Миша трагически смотрит на нее и опускает голову.

– И все равно я не могу, Руфь. Это выше моих сил.

Руфь Лазар пристально смотрит на него и говорит очень серьезно:

– Ты можешь это сделать. Ты сделаешь это. Послушай-ка меня хорошенько, Миша Кафанке! Примерно тридцать лет назад один человек написал книгу под названием «Не быть икрой»,[16]16
  Отсылка к книге Зиммеля «Es muß nicht immer Kaviar sein», в русском переводе – «Не каждый же день вкушать икру», «В лабиринте секретных служб», «Пятый угол». (Прим. ред. FB2.)


[Закрыть]
ты ее читал, да?

– Конечно. Имя автора, подожди-ка…

– Неважно, как его имя. Герой этой книги, не правда ли, ненавидел нацистов, и войну, и ложь, и насилие…

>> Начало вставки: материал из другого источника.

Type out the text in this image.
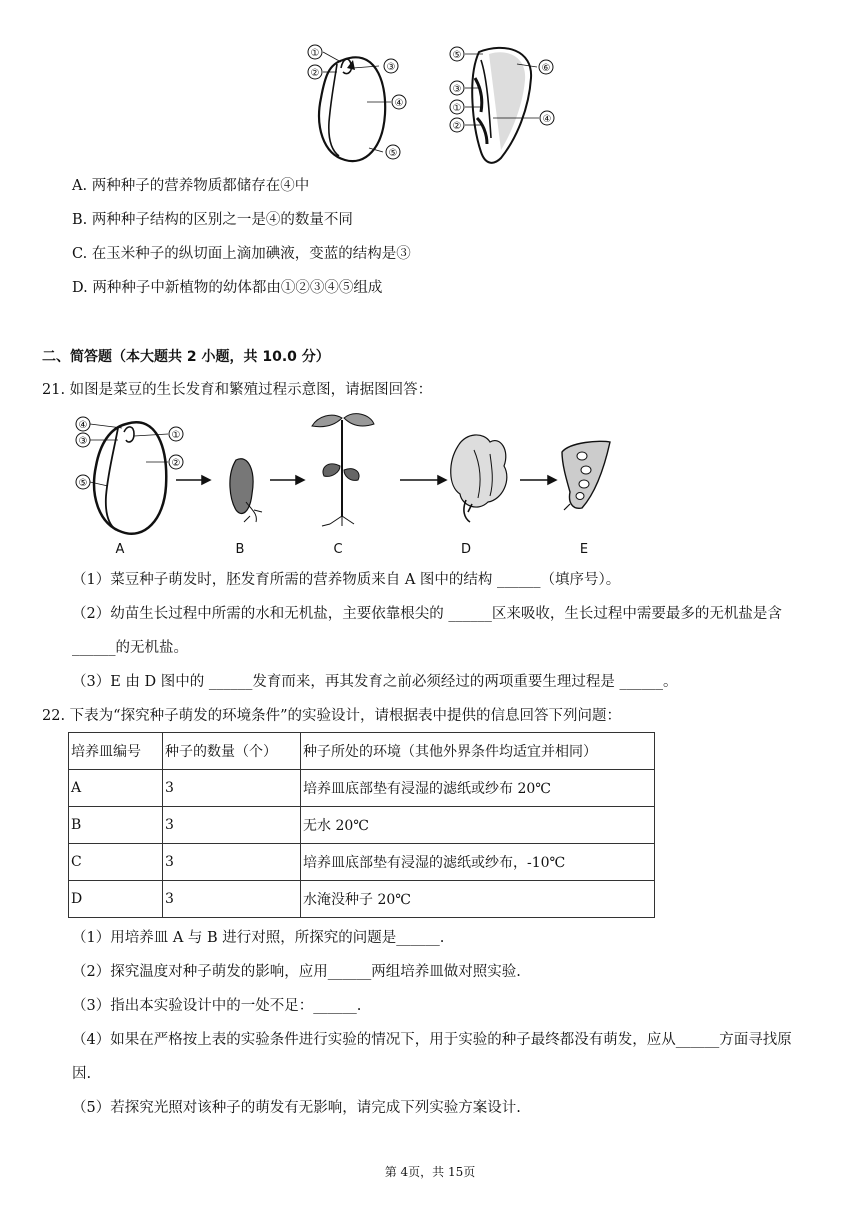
①
②
③
④
⑤
⑤
⑥
③
①
②
④
A. 两种种子的营养物质都储存在④中
B. 两种种子结构的区别之一是④的数量不同
C. 在玉米种子的纵切面上滴加碘液，变蓝的结构是③
D. 两种种子中新植物的幼体都由①②③④⑤组成
二、简答题（本大题共 2 小题，共 10.0 分）
21. 如图是菜豆的生长发育和繁殖过程示意图，请据图回答：
④
③
①
②
⑤
A	B	C	D	E
（1）菜豆种子萌发时，胚发育所需的营养物质来自 A 图中的结构 ______（填序号）。
（2）幼苗生长过程中所需的水和无机盐，主要依靠根尖的 ______区来吸收，生长过程中需要最多的无机盐是含
______的无机盐。
（3）E 由 D 图中的 ______发育而来，再其发育之前必须经过的两项重要生理过程是 ______。
22. 下表为“探究种子萌发的环境条件”的实验设计，请根据表中提供的信息回答下列问题：
培养皿编号	种子的数量（个）	种子所处的环境（其他外界条件均适宜并相同）
A	3	培养皿底部垫有浸湿的滤纸或纱布 20℃
B	3	无水 20℃
C	3	培养皿底部垫有浸湿的滤纸或纱布，-10℃
D	3	水淹没种子 20℃
（1）用培养皿 A 与 B 进行对照，所探究的问题是______.
（2）探究温度对种子萌发的影响，应用______两组培养皿做对照实验.
（3）指出本实验设计中的一处不足：______.
（4）如果在严格按上表的实验条件进行实验的情况下，用于实验的种子最终都没有萌发，应从______方面寻找原
因.
（5）若探究光照对该种子的萌发有无影响，请完成下列实验方案设计.
第 4页，共 15页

– …и униформы, и спецслужбы, – продолжает Миша, – и подлость. Он хотел жить в мире, сладко есть и мягко спать, и размышлять, и читать, и слушать музыку…

– Это так, мотек. Он этого хотел. Но ему не дали жить в мире. Он вынужден был работать одновременно за и против четырех спецслужб, и весь его интеллект и талант, все его мужское обаяние, знания и умения понадобились ему для того, чтобы побеждать своих многочисленных врагов. Это было тридцать лет назад, мотек! Сегодня, тридцать лет спустя, нам нужны все твои силы, и весь твой интеллект, и мужество, и много, много везения, чтобы выжить. Чтобы выжить, ты понял?

– Понял, – бормочет он.

– Мы все, мотек, мы все заняты выживанием. Одерживать победы? Мудрый побеждает неохотно. Главный приоритет сейчас – выжить. Это сейчас двигатель прогресса человечества. Это…

Телефон снова звонит.

– Руфь Лазар. Слушаю.

Через несколько секунд лицо ее становится белым как полотно. Она кладет трубку.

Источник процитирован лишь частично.